Mrs. Robinson by Simon & Garfunkel

“Mrs. Robinson” isn’t really about Mrs. Robinson.

The Graduate is one of the greatest films of all time. This film about a recent college graduate’s struggle to figure out his life reflects a shared experience and feeling that twenty-something's across generations experience.

Then of course there is Mrs. Robinson who seduces, the recent college graduate, Benjamin while he is going out with her daughter. The whole cross-generational affair is enough to cause controversy and interest in viewers, but it’s really not the point of the film. The point is . . . well. . . it’s complex and multilayered and you’re just going to have to watch it to figure it out for yourself.

Mike Nichols’ the director of The Graduate became obsessed with Simon & Garfunkel, and asked for three songs to be written for this film. Paul Simon came up with the shell of one about Mrs. Roosevelt, Joe DiMaggio and times past. After some lyric changes, a stripped down version without verse appeared in the film.

Later Simon & Garfunkel completed this song and released it on their 1968 album, Bookends. Along with “Bridge Over Troubled Waters” (which I discussed in this earlier post), “Mrs. Robinson” became one of Simon & Garfunkel’s signature songs and one of the most popular songs of the decade.

Now when I said that this song isn’t about Mrs.
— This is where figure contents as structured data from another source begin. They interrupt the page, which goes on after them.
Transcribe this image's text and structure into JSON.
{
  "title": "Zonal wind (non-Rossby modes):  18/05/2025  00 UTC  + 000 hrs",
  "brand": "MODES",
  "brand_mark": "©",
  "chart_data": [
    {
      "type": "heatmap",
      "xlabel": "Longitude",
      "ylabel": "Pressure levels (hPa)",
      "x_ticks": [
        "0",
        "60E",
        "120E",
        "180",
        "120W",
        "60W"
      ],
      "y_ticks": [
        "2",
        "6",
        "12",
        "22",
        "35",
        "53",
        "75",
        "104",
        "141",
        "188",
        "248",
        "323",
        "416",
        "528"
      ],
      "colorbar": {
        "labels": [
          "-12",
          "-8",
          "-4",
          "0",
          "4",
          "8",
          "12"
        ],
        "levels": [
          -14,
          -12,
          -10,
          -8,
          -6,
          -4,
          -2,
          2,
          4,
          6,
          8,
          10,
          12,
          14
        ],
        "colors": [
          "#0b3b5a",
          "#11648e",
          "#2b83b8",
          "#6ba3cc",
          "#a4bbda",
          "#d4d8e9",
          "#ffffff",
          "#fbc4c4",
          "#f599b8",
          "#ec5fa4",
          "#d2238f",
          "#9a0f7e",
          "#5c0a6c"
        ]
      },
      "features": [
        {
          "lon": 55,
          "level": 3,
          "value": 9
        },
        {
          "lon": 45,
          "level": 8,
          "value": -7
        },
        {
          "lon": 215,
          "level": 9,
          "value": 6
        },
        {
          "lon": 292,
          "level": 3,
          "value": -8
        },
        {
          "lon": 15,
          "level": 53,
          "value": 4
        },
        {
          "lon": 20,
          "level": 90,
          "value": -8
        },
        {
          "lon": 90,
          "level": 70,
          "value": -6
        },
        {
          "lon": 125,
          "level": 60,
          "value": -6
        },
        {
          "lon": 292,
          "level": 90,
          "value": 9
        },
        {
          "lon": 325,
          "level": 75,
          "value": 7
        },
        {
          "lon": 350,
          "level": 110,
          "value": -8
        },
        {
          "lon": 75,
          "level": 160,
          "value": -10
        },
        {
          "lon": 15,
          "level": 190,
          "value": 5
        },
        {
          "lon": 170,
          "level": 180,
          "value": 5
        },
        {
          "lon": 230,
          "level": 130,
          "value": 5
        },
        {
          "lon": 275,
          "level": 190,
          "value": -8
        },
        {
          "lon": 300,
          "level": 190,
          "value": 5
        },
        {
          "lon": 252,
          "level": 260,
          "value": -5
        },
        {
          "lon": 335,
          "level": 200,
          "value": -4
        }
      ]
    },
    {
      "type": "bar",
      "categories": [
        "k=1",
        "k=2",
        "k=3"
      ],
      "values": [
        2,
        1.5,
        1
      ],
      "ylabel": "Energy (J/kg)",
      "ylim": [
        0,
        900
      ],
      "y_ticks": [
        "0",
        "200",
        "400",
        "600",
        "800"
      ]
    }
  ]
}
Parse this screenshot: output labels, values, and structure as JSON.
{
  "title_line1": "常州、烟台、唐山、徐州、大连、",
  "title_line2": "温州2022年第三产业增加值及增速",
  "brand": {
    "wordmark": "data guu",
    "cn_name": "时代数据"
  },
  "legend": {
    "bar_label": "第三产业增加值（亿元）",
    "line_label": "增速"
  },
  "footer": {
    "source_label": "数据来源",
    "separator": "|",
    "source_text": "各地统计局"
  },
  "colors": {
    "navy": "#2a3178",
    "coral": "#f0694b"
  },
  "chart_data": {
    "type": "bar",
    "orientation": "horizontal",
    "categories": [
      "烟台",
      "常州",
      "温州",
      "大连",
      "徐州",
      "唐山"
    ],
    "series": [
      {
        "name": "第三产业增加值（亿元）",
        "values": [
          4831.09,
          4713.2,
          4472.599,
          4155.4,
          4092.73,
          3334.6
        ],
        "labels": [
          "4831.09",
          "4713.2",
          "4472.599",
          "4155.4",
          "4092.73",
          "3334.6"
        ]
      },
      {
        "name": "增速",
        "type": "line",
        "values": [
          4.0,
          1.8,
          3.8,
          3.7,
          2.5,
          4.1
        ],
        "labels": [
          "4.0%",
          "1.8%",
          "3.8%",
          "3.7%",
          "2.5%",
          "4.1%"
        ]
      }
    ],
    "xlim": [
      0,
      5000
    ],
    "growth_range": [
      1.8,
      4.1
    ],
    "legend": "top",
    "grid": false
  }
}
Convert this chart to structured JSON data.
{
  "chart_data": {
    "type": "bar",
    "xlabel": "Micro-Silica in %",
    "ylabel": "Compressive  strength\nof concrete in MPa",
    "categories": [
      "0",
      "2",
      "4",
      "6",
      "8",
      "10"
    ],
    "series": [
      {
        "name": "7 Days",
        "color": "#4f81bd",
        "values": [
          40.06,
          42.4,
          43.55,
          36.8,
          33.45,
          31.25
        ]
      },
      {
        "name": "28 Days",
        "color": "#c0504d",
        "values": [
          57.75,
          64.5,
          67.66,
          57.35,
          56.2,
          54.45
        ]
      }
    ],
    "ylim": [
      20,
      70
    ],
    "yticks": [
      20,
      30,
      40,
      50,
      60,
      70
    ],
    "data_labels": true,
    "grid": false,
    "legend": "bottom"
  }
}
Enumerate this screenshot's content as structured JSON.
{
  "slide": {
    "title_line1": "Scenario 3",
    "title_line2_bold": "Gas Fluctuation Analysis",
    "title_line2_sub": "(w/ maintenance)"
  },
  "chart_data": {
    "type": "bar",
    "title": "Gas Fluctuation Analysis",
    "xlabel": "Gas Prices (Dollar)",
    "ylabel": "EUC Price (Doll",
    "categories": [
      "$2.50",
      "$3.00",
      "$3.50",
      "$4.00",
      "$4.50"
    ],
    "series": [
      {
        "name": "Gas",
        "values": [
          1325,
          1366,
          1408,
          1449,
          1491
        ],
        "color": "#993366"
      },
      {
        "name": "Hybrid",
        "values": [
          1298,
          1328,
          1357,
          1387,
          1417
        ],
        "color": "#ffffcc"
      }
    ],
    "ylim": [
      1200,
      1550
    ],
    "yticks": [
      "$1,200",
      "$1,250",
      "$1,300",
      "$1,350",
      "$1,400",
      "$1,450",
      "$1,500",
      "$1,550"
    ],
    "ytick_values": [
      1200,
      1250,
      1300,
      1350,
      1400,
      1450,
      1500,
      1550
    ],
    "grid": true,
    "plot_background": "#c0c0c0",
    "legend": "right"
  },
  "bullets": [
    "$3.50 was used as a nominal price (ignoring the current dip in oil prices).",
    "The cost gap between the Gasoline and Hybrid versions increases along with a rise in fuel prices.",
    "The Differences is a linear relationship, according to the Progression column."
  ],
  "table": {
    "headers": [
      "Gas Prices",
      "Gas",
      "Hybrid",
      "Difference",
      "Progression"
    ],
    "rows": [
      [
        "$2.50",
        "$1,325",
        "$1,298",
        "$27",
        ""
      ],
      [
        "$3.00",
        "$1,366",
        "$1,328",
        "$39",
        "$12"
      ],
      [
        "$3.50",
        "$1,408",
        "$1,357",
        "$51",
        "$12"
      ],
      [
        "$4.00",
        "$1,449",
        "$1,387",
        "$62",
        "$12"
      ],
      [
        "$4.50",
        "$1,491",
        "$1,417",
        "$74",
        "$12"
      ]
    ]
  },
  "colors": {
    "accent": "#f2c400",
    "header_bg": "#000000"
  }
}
Robinson, it’s because, she’s really not a respected or heroic figure in the film. The lyrics of this song really don’t hold the depth that later Paul Simon songs do. He admitted that the Joe DiMaggio reference had more to do with syllables then meaning and also there’s the fact that it was originally Mrs. Roosevelt that he was singing about.

What we are left is really about gratitude, trying to convince someone how important and meaningful they are to the people around them. It’s a beautiful sentiment and every time the chorus rises, you feel a sense of warmth and love.

If you take this song as being separate from the film, it takes on a whole other level of meaning. It’s not about the loss and confusion of The Graduate, rather it’s a reassuring anthem to a person who doesn’t realize how special she is to the people in her life.

Watch The Graduate and sing along with “Mrs. Robinson.” Try not to get them mixed up with each other. Sometimes we find meaning when we put things together but other times we find even more meaning when we look at things separately.